Art. 16. A ETIR-CNJ tem autonomia compartilhada, ou seja, participará do resultado da decisão recomendando os procedimentos a serem executados ou as medidas de recuperação durante a identificação de uma ameaça e debaterá as ações a serem tomadas, seus impactos e a repercussão caso as recomendações não forem seguidas.

Parágrafo único. O Comitê Gestor de Segurança da Informação é o fórum para aprovar as ações decorrentes de um incidente ou ameaça de segurança que afetem a imagem institucional ou a confidencialidade das informações do Conselho Nacional de Justiça.

Art. 17. O funcionamento da ETIR-CNJ é regulado por documento formal de constituição, publicado no sítio eletrônico do Conselho Nacional de Justiça na Internet, devendo constar, no mínimo, os seguintes pontos: definição da missão, público alvo, modelo de implementação, canal de comunicação de incidentes de segurança e os serviços que serão prestados.

Cristalino que o Conselho Nacional de Justiça estabeleceu que os incidentes de comunicação devem ser reportados a um comitê gestor próprio, que visa precaver e - em caso de incidentes - dar respostas às questões atinentes ao fato.

De outro lado, em 27 de novembro de 2013 o TJRS protocolou no CNJ a sua PSI com 294 páginas (que se encontram indisponíveis para consulta...) frente à instabilidade de muitas páginas do portal do tribunal, após o ataque de crackers.

Ou seja, quatro anos antes da Portaria nº 47, o TJRS já possuía estas ideias de segurança, que anos depois uma consolidação própria do CNJ foi transformada em portaria. Nesta, restam claros os deveres de divulgar incidentes, ter comitês gestores e tratar do assunto de forma diáfana e transparente.

Além dos representantes do Comitê de Segurança da Informação, é cabível questionar o papel do encarregado (DPO) do TJRS perante a Lei Geral de Proteção de Dados. Ele tem o dever – diante dos fatos que são públicos e notórios - de informar e reportar não apenas os incidentes de segurança, mas igualmente o que aconteceu com os dados dos respectivos titulares.

Na realidade, estamos encontrando, atualmente, diversas informações divergentes, desconexas e sem nenhum tipo de prazo de solução sobre a investida criminosa contra o TJ gaúcho.
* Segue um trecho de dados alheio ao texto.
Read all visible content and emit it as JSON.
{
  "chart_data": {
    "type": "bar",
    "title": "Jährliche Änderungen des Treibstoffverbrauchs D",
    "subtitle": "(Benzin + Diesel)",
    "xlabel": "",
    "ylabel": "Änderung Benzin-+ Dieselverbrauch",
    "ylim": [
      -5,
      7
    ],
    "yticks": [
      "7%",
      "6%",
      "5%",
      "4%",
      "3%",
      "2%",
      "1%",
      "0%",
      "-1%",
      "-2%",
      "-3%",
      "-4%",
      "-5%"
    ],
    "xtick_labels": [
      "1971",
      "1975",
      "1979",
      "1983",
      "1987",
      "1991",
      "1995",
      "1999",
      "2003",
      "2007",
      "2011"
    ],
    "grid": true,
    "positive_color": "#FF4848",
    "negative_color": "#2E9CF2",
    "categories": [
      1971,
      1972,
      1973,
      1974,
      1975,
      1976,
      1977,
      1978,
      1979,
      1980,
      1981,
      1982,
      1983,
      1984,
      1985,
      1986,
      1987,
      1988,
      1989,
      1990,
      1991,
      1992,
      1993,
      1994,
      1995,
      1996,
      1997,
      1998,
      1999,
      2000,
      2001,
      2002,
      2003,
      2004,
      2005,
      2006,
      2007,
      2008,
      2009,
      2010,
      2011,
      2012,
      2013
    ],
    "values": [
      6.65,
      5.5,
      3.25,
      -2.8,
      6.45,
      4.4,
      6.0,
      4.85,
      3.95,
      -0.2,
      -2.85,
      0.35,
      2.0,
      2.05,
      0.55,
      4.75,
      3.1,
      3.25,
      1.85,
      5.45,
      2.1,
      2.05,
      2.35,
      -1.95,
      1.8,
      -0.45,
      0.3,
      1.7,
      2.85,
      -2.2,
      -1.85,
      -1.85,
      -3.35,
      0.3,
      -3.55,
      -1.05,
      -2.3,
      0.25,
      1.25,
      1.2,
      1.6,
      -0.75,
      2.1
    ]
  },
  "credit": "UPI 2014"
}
Sabemos que um ataque nunca é simples ou fácil de ser resolvido. Todavia, quem já vem debatendo o tema no mínimo há oito anos - e que em setembro de 2020 instituiu o encarregado/DPO do próprio do TJRS – ainda não está proporcionando aos cidadãos e à advocacia as informações precisas e relevantes sobre o enfrentamento. Nem os prazos efetivos para a solução adequada...

A advocacia – que já amarga as dificuldades de uma pandemia, fechamento de escritórios, processos parados, entre tantas outras celeumas – se vê num ato como este mais penalizada pela impossibilidade de emissão de alvarás para o saque de dinheiro já depositado nos autos judiciais. Audiências seguem agendadas sem suspensão (apesar de os prazos estarem suspensos) sem a fixação de um novo dia definido. A cada dia surge novo prazo de suspensão disto ou daquilo, sem precisão e clareza do todo.  

A conjunção é de afronta ao acesso do jurisdicionado à justiça e, obviamente, do seu representante legal, o advogado.

Assim, o TJRS precisa desde já, e agora:

a)  Priorizar a retomada da rotina dos processos, com a expedição imediata dos alvarás (situação alimentar para a advocacia);

b) Ser claro nas definições acerca de prazos e designação de audiências.

Somente com a verdade e ciência de todos os envolvidos é que poderemos, todos os operadores do Direito, visualizar um caminhar efetivo para a solução que derrube o ataque infame.